I'm studying complex analysis and I cannot find a way to solve this exercise. I'll report the text:
Set $$f(z)=\frac{1}{1-\sin(z)}$$
1 – Find the first nonzero terms in Taylor expansion of $f(z)$ around $0$
$$$$2 – Find and classify the isolated singularities in the extended complex plane
$$$$3 – Evaluate the integral $$\int_{\left | z=2 \right |} \frac{f(z))}{z}dz$$
Now, I was able to solve the first part of the exercise by computing the Taylor series by definition and I found the isolated singularities of the functions (all points such that $z = \frac{\pi}{2}+2k\pi$, with $k$ integer.

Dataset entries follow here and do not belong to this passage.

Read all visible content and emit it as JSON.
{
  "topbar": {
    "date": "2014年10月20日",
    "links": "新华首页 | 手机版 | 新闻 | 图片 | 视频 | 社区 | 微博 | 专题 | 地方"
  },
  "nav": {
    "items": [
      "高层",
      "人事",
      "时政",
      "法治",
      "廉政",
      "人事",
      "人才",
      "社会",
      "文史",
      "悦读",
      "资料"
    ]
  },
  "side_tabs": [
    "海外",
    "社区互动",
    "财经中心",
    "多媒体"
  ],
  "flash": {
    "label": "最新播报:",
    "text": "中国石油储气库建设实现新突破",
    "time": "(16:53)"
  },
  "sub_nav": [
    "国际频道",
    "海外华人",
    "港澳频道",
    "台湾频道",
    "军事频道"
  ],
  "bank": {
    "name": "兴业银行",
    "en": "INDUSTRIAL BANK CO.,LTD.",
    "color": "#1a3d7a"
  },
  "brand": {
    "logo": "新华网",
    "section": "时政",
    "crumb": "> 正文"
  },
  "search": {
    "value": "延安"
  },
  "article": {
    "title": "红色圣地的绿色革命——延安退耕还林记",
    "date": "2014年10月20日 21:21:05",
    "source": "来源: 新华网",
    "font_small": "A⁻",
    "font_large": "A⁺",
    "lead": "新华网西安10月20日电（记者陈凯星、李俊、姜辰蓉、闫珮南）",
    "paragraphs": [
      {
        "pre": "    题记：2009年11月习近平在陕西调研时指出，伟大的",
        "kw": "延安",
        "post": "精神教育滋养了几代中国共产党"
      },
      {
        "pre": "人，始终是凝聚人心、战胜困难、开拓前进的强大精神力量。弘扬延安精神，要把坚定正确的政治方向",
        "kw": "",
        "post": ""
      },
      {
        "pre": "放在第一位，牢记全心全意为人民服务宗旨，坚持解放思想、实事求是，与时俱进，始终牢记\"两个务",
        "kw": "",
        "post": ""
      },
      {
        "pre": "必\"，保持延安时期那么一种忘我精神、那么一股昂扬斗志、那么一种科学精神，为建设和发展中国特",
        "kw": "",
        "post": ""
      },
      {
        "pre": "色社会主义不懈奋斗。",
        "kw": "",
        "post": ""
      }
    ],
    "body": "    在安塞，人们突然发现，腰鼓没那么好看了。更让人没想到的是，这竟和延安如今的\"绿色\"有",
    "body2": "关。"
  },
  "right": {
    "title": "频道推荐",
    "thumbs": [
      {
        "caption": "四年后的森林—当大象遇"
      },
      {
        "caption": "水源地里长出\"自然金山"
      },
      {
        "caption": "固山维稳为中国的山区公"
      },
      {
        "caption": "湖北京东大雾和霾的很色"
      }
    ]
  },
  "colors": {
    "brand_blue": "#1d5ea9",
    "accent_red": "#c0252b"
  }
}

By computing the limit of the function in the neighbourhood of the singularities, I'm able to find out that those singularities are poles, but I'm not able to find the order. From this point on I'm stuck.
For part 3, I know I should use the residue theorem to compute the integral by knowing that the function has two singularities at $0$ and $\frac{\pi}{2}$.
Anyone knows how to solve it? Thanks in advance
Best Answer
Let $g(z):=1- \sin z$ and $z_k:=\frac{\pi}{2}+2k\pi$
Then we have
$$g(z_k)=0, g'(z_k)=0, g''(z_k) \ne 0.$$
Hence $g$ has azero of order $2$ at $z_k.$ Therefore $f$ has a pole of order $2$ at $z_k.$
Can you proceed ?